Sterngard Friegen wrote:
The nuclear airplane was obsoleted by the satellite. Had there been no satellites, an ultra high flying nuclear airplane would have been invaluable.
JFK killed the nuclear airplane before we or anybody else had a strong satellite program. Sputnik had not yet been launched when work began on the nuclear airplane. This was a plan laid before the first atomic bombs were dropped; Fermi was one of those who thought it would work. It was a period in which nuclear energy was seen as ubiquitous and ridiculously cheap in the near future. (In fact, design work began on a nuclear submarine before Pearl Harbor. Visit Groton, CT, for a tour and more info.)
The aircraft frame that was to be used was the B-36, which had a ceiling of just 39,900 ft.
"Flying on Nuclear, The American Effort to Built a Nuclear Powered Bomber". It was not designed to be a high flying nuclear airplane; it was just an enormous airplane that could stay in the air while other airplanes descended for fuel and lubrication. Unlike in other airplanes, the crew of the nuclear airplane would have been confined to a highly-shielded, very small space:

I don't know whether America is ever again going to be in that kind of war (hope not). Such an airplane may now be irrelevant. In addition to nuclear submarines (also a Connecticut product), we now seem increasingly to depend on Stealth technologies and drones of several kinds, with a satellite system fully in place. The tale of the nuclear airplane is now mostly used to show the hazards of projects that are so secret that even the people who would supposedly use the aircraft don't know the project exists. Even in military work, science conducted in secret loses much of the strength of the scientific method.
Herb York described the decision-making process as absurd.
Quote:
The story of the ANP, it seems to me, provides a classic illustration of some of the forces that drive the arms race onward. It involves partisan politics: Congress was controlled by the Democrats, the White House by the Republicans. It provides a classic example of the exploitation of the fears and anxieties of the public through the use of imaginary "intelligence." It shows how sincere people who badly want to be misled can easily mislead themselves: the so-called intelligence that was used as one of the arguments in support of a crash program by our side was based in part on technical articles which really did appear in the Soviet press about possible uses of atomic energy, including application of nuclear propulsion to aircraft. These articles were strictly theoretical, but it was quite easy for persons who wanted to believe that the Russians were ahead, to believe it with passion. The ANP story shows how an industrial organization, in this case General Electric, does not merely do what the government asks it to do, but rather works very hard through all possible channels to make sure that the government asks it to do what it wants to do in the first place. It shows how military advocates of programs, especially programs involving more than one agency, attempt to take advantage of all the internal rivalries and tensions which exist in order to find a successful path for the accomplishment of what they--very sincerely, to be sure--believe to be essential, and which they therefore believe justifies the use of any tactics to ensure that administrators will not be able "to put the budget ahead of survival."
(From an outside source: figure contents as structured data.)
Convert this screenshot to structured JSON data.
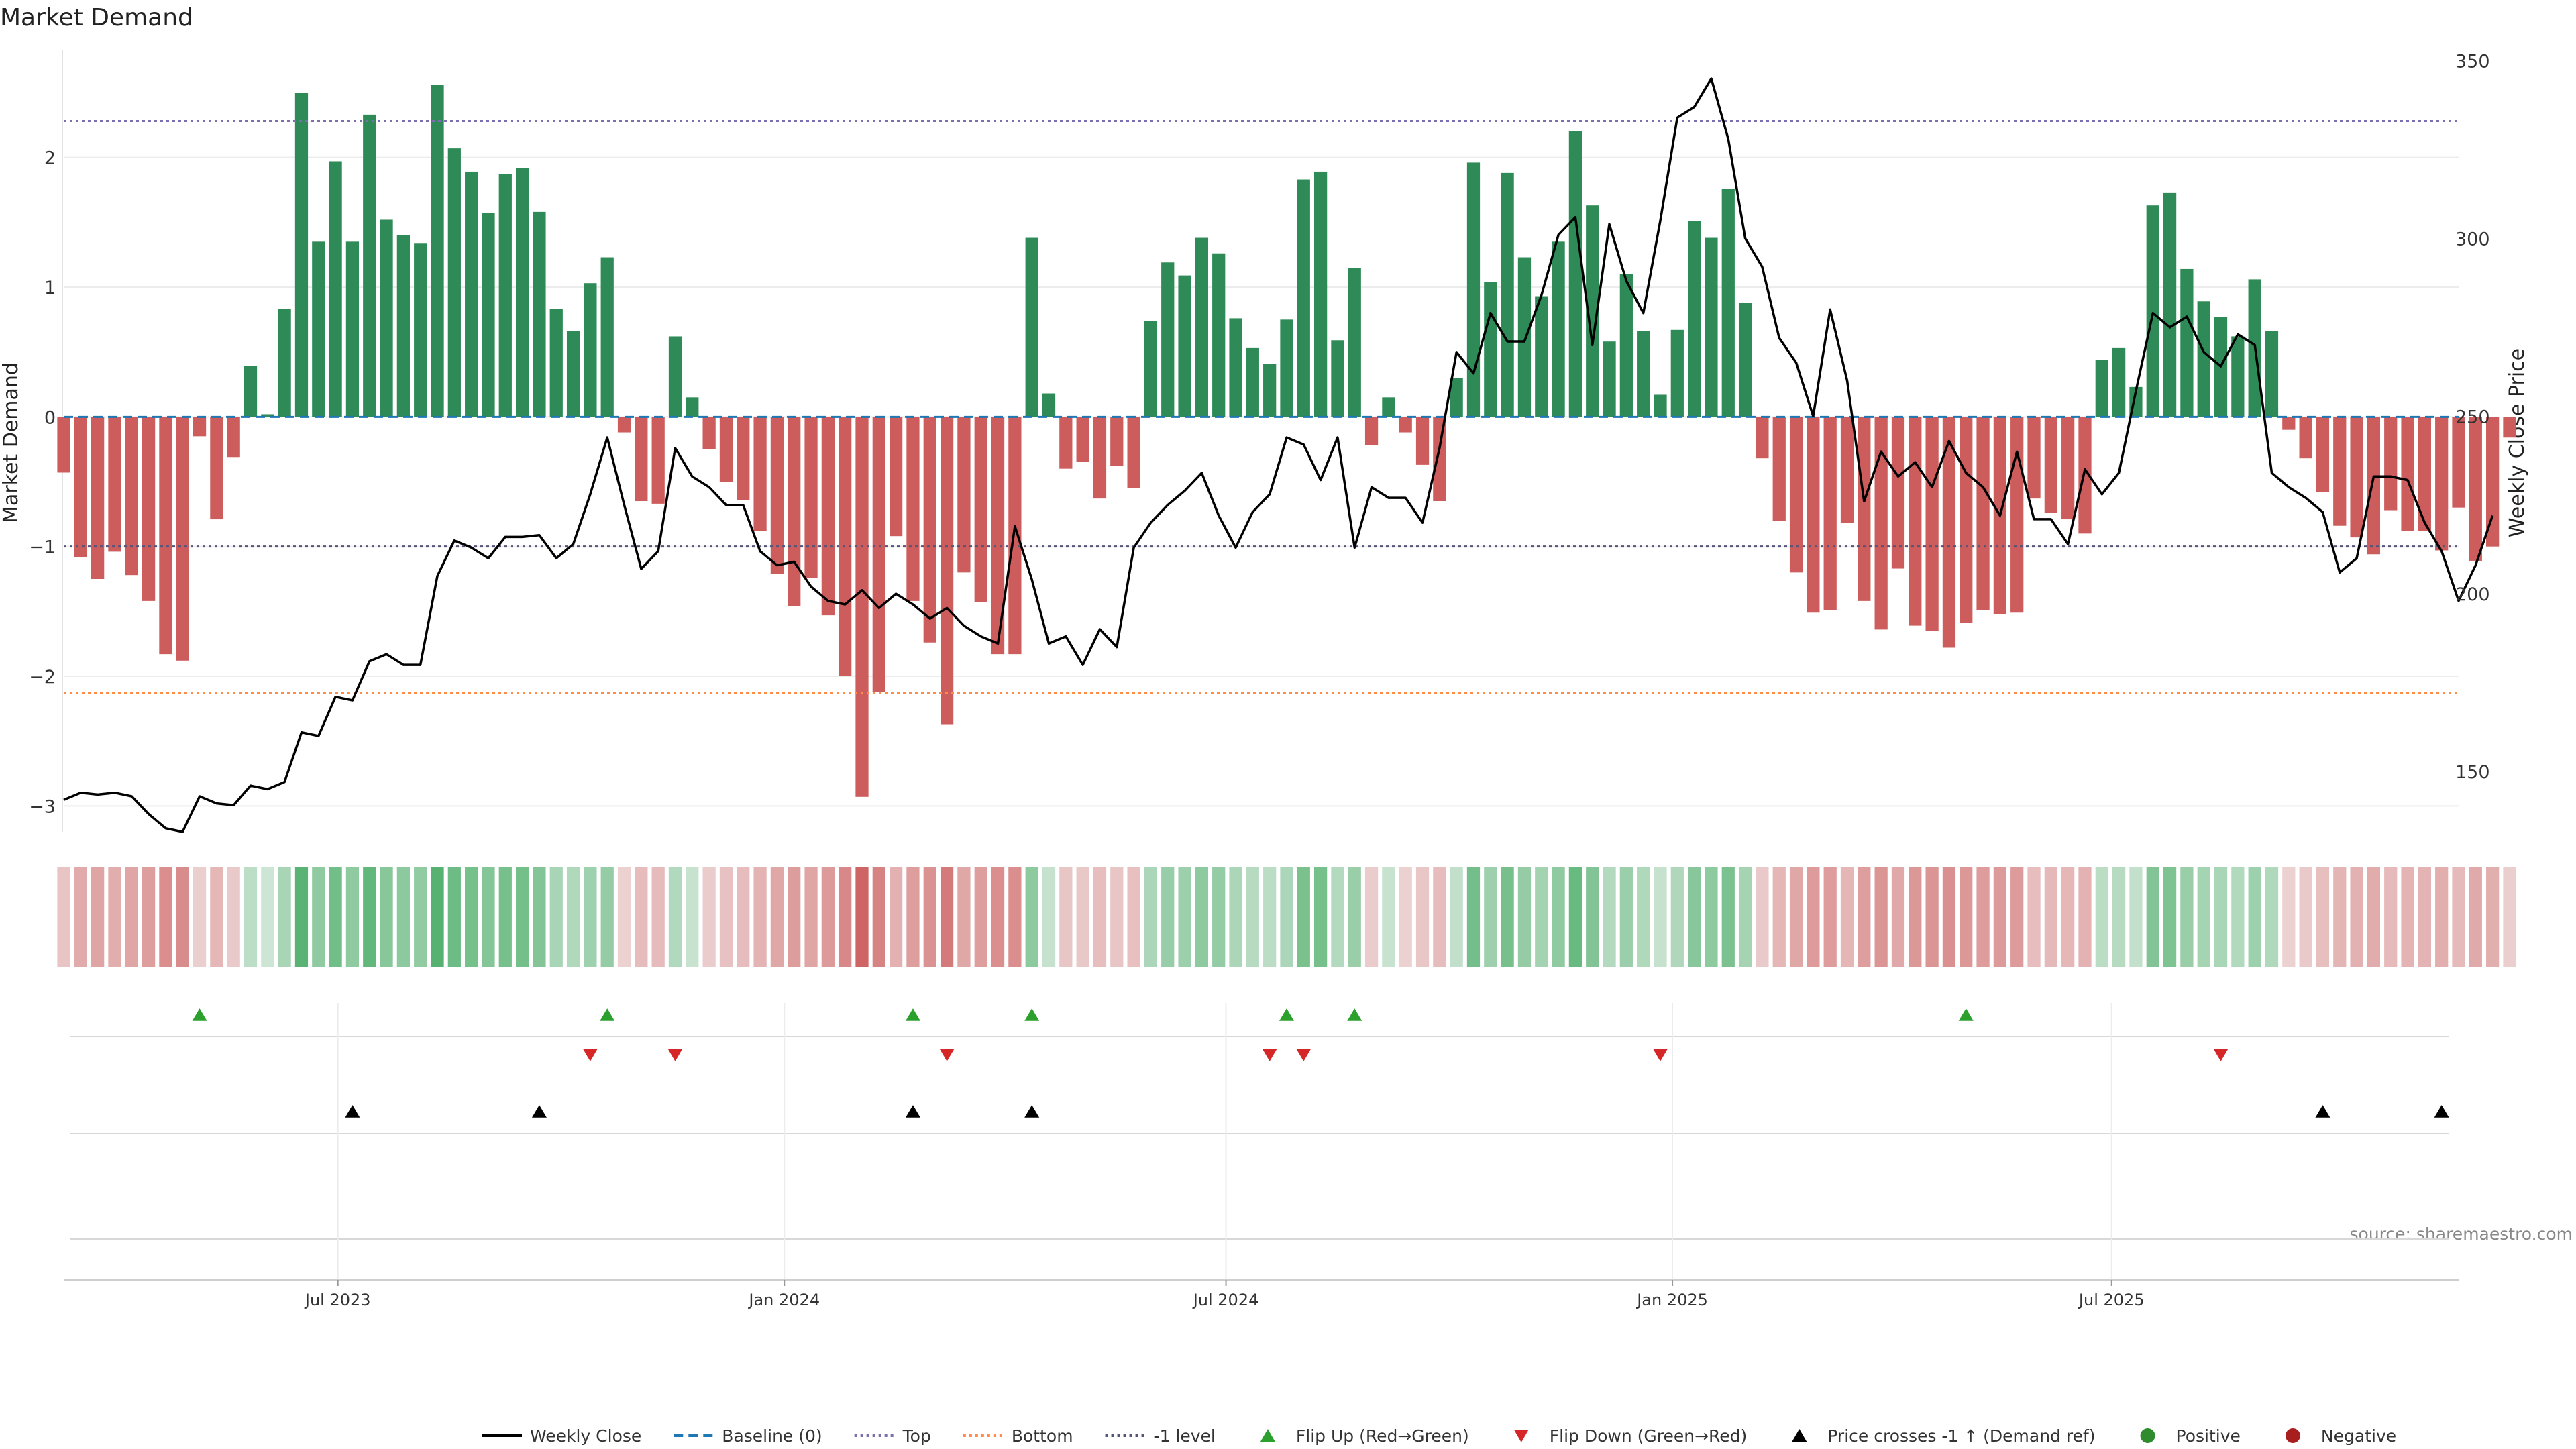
{
  "chart_data": {
    "type": "bar",
    "title": "Market Demand",
    "ylabel_left": "Market Demand",
    "ylabel_right": "Weekly Close Price",
    "source": "source: sharemaestro.com",
    "left_ylim": [
      -3.2,
      2.8
    ],
    "left_yticks": [
      -3,
      -2,
      -1,
      0,
      1,
      2
    ],
    "right_ylim": [
      133,
      352
    ],
    "right_yticks": [
      150,
      200,
      250,
      300,
      350
    ],
    "grid": true,
    "date_range": [
      "2023-03-10",
      "2025-11-21"
    ],
    "x_ticks": [
      {
        "date": "2023-07-01",
        "label": "Jul 2023"
      },
      {
        "date": "2024-01-01",
        "label": "Jan 2024"
      },
      {
        "date": "2024-07-01",
        "label": "Jul 2024"
      },
      {
        "date": "2025-01-01",
        "label": "Jan 2025"
      },
      {
        "date": "2025-07-01",
        "label": "Jul 2025"
      }
    ],
    "levels": {
      "top": 2.28,
      "bottom": -2.13,
      "minus_one": -1.0,
      "baseline": 0
    },
    "colors": {
      "positive": "#2e8b57",
      "negative": "#cd5c5c",
      "price": "#000000",
      "top": "#7b6fb0",
      "bottom": "#ff8c42",
      "minus_one": "#555577",
      "baseline": "#1f77b4",
      "flip_up": "#2ca02c",
      "flip_down": "#d62728",
      "cross": "#000000"
    },
    "weekly": {
      "start_date": "2023-03-10",
      "interval_days": 7,
      "demand": [
        -0.43,
        -1.08,
        -1.25,
        -1.04,
        -1.22,
        -1.42,
        -1.83,
        -1.88,
        -0.15,
        -0.79,
        -0.31,
        0.39,
        0.02,
        0.83,
        2.5,
        1.35,
        1.97,
        1.35,
        2.33,
        1.52,
        1.4,
        1.34,
        2.56,
        2.07,
        1.89,
        1.57,
        1.87,
        1.92,
        1.58,
        0.83,
        0.66,
        1.03,
        1.23,
        -0.12,
        -0.65,
        -0.67,
        0.62,
        0.15,
        -0.25,
        -0.5,
        -0.64,
        -0.88,
        -1.21,
        -1.46,
        -1.24,
        -1.53,
        -2.0,
        -2.93,
        -2.12,
        -0.92,
        -1.42,
        -1.74,
        -2.37,
        -1.2,
        -1.43,
        -1.83,
        -1.83,
        1.38,
        0.18,
        -0.4,
        -0.35,
        -0.63,
        -0.38,
        -0.55,
        0.74,
        1.19,
        1.09,
        1.38,
        1.26,
        0.76,
        0.53,
        0.41,
        0.75,
        1.83,
        1.89,
        0.59,
        1.15,
        -0.22,
        0.15,
        -0.12,
        -0.37,
        -0.65,
        0.3,
        1.96,
        1.04,
        1.88,
        1.23,
        0.93,
        1.35,
        2.2,
        1.63,
        0.58,
        1.1,
        0.66,
        0.17,
        0.67,
        1.51,
        1.38,
        1.76,
        0.88,
        -0.32,
        -0.8,
        -1.2,
        -1.51,
        -1.49,
        -0.82,
        -1.42,
        -1.64,
        -1.17,
        -1.61,
        -1.65,
        -1.78,
        -1.59,
        -1.49,
        -1.52,
        -1.51,
        -0.63,
        -0.74,
        -0.79,
        -0.9,
        0.44,
        0.53,
        0.23,
        1.63,
        1.73,
        1.14,
        0.89,
        0.77,
        0.62,
        1.06,
        0.66,
        -0.1,
        -0.32,
        -0.58,
        -0.84,
        -0.93,
        -1.06,
        -0.72,
        -0.88,
        -0.88,
        -1.03,
        -0.7,
        -1.11,
        -1.0,
        -0.16
      ],
      "close": [
        142,
        144,
        143.5,
        144,
        143,
        138,
        134,
        133,
        143,
        141,
        140.5,
        146,
        145,
        147,
        161,
        160,
        171,
        170,
        181,
        183,
        180,
        180,
        205,
        215,
        213,
        210,
        216,
        216,
        216.5,
        210,
        214,
        228,
        244,
        225,
        207,
        212,
        241,
        233,
        230,
        225,
        225,
        212,
        208,
        209,
        202,
        198,
        197,
        201,
        196,
        200,
        197,
        193,
        196,
        191,
        188,
        186,
        219,
        204,
        186,
        188,
        180,
        190,
        185,
        213,
        220,
        225,
        229,
        234,
        222,
        213,
        223,
        228,
        244,
        242,
        232,
        244,
        213,
        230,
        227,
        227,
        220,
        241,
        268,
        262,
        279,
        271,
        271,
        284,
        301,
        306,
        270,
        304,
        288,
        279,
        305,
        334,
        337,
        345,
        328,
        300,
        292,
        272,
        265,
        250,
        280,
        260,
        226,
        240,
        233,
        237,
        230,
        243,
        234,
        230,
        222,
        240,
        221,
        221,
        214,
        235,
        228,
        234,
        257,
        279,
        275,
        278,
        268,
        264,
        273,
        270,
        234,
        230,
        227,
        223,
        206,
        210,
        233,
        233,
        232,
        220,
        212,
        198,
        208,
        222
      ]
    },
    "flip_up_dates": [
      "2023-05-05",
      "2023-10-20",
      "2024-02-23",
      "2024-04-12",
      "2024-07-26",
      "2024-08-23",
      "2025-05-02"
    ],
    "flip_down_dates": [
      "2023-10-13",
      "2023-11-17",
      "2024-03-08",
      "2024-07-19",
      "2024-08-02",
      "2024-12-27",
      "2025-08-15"
    ],
    "price_cross_dates": [
      "2023-07-07",
      "2023-09-22",
      "2024-02-23",
      "2024-04-12",
      "2025-09-26",
      "2025-11-14"
    ],
    "legend": [
      {
        "key": "price",
        "label": "Weekly Close",
        "kind": "line-solid"
      },
      {
        "key": "baseline",
        "label": "Baseline (0)",
        "kind": "line-dash"
      },
      {
        "key": "top",
        "label": "Top",
        "kind": "line-dot"
      },
      {
        "key": "bottom",
        "label": "Bottom",
        "kind": "line-dot"
      },
      {
        "key": "minus_one",
        "label": "-1 level",
        "kind": "line-dot"
      },
      {
        "key": "flip_up",
        "label": "Flip Up (Red→Green)",
        "kind": "tri-up"
      },
      {
        "key": "flip_down",
        "label": "Flip Down (Green→Red)",
        "kind": "tri-down"
      },
      {
        "key": "cross",
        "label": "Price crosses -1 ↑ (Demand ref)",
        "kind": "tri-up"
      },
      {
        "key": "flip_up",
        "label": "Positive",
        "kind": "dot"
      },
      {
        "key": "flip_down",
        "label": "Negative",
        "kind": "dot-dark"
      }
    ]
  }
}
This was the military-industrial complex about which Eisenhower warned in his Farewell Address. Jerome Wiesner, who had become a founding member of the Board of the MacArthur Foundation, used this story to illustrate how badly off track our international security programs, including academic programs, had gotten. He and Murray Gell-Mann were largely responsible for the Foundation's program that sought (successfully) to upend scholarship on international security, to take it from the hands of the bean counters (physicists) and the watchers of who stood near to whom on the balcony during the Moscow May Day parade (political scientists). That program produced the first academics who were willing to contemplate a world in which the U.S.S.R. had disappeared as a military power; this was heresy to the orthodox analysts, some of whom had supported projects like the nuclear airplane.
The project did leave a lasting mark: the Connecticut plant is still under NIOSH investigation for issues of worker safety. It was quite a project:
Connecticut Aircraft Nuclear Engine Lab - Middletown.
It is probably an absolute certainty that at least one equally foolish project is now underway in some corner of the Pentagon. It was probably underway when the DoD could not afford to provide armor for the Humvees that were blown up by early versions of what may be the "weapon of the 21st century," the sophisticated descendants of last century's IED's.